Thursday, March 25, 2021

#SOL21 | 25 | Short Hair Don't Care

This was inspired by the writing of my friend and fellow slicer, Britt, who wrote a slice about her hair.  I started thinking about my own hair journey and this came to mind.  Thanks for the inspiration Britt!

They tell me I should keep my hair long because boys find that attractive. They tell me I should "do" something with my hair -- blow dry, straighten, style. It's more mature, they say, it shows you care about your appearance.  People will take you more seriously.

Of course, by "they" I mean my mom and by "people" I'm pretty sure she means men. 

I haven't told my mom this, but I don't want ANYONE to necessarily find me attractive.  I don't want a relationship like that or really one at all.  Keeping my hair short is one of the safest ways I feel I can present as asexual without actually telling most people I'm asexual.

Of course, that's not the only reason I keep my hair short.  I didn't even know that was part of my identity until a few years ago, my short hair actually came first.  I haven't had my hair past my shoulders since college -- though looking back on it that IS when I started to question my own sexuality.  College was the first time I went as a short as a pixie cut because I thought it would be fun to try.  I told the hairdresser "Just cut it all off.  I trust you to style it."  And they did.  After all, hair can grow back.

More recently, it's barely ever gotten longer than my chin and I would say right now it's probably the shortest it's ever been.  It's usually my mom that suggests I grow it out, straighten it, or style it in some way.  But it's not her hair, it's mine.  It's so much easier now that it's short.  I feel so free when I can just roll out of bed, put some frizz control or curl boost in it, and be done.  30 minutes to style became three minutes and I wouldn't trade that for anything.  

I won't be growing my hair out any time soon.  And as for straight hair, well...

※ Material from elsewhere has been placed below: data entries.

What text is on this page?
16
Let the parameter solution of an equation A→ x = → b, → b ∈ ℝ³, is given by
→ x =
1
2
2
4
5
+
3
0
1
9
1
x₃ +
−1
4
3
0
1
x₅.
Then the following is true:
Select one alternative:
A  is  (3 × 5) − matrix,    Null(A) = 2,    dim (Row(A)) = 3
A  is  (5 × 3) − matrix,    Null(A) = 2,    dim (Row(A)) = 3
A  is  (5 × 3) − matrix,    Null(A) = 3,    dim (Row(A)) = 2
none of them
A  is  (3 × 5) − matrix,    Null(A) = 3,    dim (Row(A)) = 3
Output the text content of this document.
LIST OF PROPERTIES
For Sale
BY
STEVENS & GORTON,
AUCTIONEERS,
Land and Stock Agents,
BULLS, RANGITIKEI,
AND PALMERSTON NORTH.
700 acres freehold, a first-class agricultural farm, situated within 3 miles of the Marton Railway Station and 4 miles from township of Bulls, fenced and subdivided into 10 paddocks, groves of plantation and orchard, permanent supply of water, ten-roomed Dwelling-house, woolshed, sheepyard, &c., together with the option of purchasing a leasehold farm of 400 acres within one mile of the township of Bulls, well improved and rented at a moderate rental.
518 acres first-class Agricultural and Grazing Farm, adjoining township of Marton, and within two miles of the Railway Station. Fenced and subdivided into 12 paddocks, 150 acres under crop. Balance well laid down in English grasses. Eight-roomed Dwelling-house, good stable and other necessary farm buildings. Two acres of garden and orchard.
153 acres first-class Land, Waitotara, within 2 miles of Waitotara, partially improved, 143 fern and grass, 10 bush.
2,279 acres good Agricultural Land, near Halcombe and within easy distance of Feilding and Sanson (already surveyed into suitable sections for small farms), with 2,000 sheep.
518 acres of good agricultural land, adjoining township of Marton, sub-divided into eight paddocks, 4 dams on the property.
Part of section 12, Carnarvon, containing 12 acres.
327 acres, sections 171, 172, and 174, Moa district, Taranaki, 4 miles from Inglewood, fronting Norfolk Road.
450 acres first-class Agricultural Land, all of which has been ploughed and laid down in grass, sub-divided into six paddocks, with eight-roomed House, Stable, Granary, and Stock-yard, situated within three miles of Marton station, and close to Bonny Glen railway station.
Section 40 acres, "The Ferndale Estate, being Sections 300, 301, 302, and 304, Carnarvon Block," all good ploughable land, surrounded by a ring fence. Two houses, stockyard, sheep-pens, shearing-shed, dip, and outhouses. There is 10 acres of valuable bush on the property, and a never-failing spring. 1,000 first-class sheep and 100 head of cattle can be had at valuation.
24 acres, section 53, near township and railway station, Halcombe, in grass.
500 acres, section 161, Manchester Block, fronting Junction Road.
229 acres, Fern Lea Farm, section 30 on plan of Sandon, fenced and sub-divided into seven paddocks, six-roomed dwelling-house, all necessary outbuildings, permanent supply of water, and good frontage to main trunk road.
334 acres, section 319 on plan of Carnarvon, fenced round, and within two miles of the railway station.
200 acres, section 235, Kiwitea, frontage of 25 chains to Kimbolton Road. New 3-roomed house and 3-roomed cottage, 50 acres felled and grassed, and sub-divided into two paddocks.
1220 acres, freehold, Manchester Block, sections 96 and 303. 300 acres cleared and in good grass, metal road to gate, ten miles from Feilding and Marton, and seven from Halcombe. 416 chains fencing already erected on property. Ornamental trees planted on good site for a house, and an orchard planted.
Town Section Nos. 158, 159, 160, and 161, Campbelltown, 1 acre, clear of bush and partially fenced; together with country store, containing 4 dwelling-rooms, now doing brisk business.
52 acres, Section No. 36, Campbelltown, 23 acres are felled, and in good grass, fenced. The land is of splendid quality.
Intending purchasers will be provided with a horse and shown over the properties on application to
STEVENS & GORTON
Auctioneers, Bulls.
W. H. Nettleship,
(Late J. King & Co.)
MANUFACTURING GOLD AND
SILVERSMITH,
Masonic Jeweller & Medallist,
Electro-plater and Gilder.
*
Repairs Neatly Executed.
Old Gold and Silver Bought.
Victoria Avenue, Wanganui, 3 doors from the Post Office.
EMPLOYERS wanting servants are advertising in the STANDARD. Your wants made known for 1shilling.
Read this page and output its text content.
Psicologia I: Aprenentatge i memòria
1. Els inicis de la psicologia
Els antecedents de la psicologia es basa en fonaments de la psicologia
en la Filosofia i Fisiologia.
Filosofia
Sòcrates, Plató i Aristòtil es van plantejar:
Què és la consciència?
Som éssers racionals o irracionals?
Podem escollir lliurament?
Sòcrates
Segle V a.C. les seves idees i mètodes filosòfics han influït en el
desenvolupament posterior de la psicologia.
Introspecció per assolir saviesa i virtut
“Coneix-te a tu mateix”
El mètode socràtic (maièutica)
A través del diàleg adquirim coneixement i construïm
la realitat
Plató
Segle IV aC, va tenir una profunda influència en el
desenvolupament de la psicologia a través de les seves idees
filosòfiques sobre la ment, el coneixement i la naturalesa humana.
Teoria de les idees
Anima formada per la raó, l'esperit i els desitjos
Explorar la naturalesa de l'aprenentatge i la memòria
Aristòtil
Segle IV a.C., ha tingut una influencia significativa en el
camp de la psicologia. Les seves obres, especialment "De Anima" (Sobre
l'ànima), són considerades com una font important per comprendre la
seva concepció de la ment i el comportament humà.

This post is part of the 14th Annual Slice of Life Story Challenge.  

                    #SOL21 and information around Slicing can be found on Two Writing Teachers.  

1 comment:

  1. Yeah, I feel you on this one. Hair does not have to be someone's identity. Unfortunately, I lived that LIE for far too long. I'd much rather go to the barber than the hair stylist. Glad you have accepted yourself and your hair. Your hair is always cute when I see you...just saying!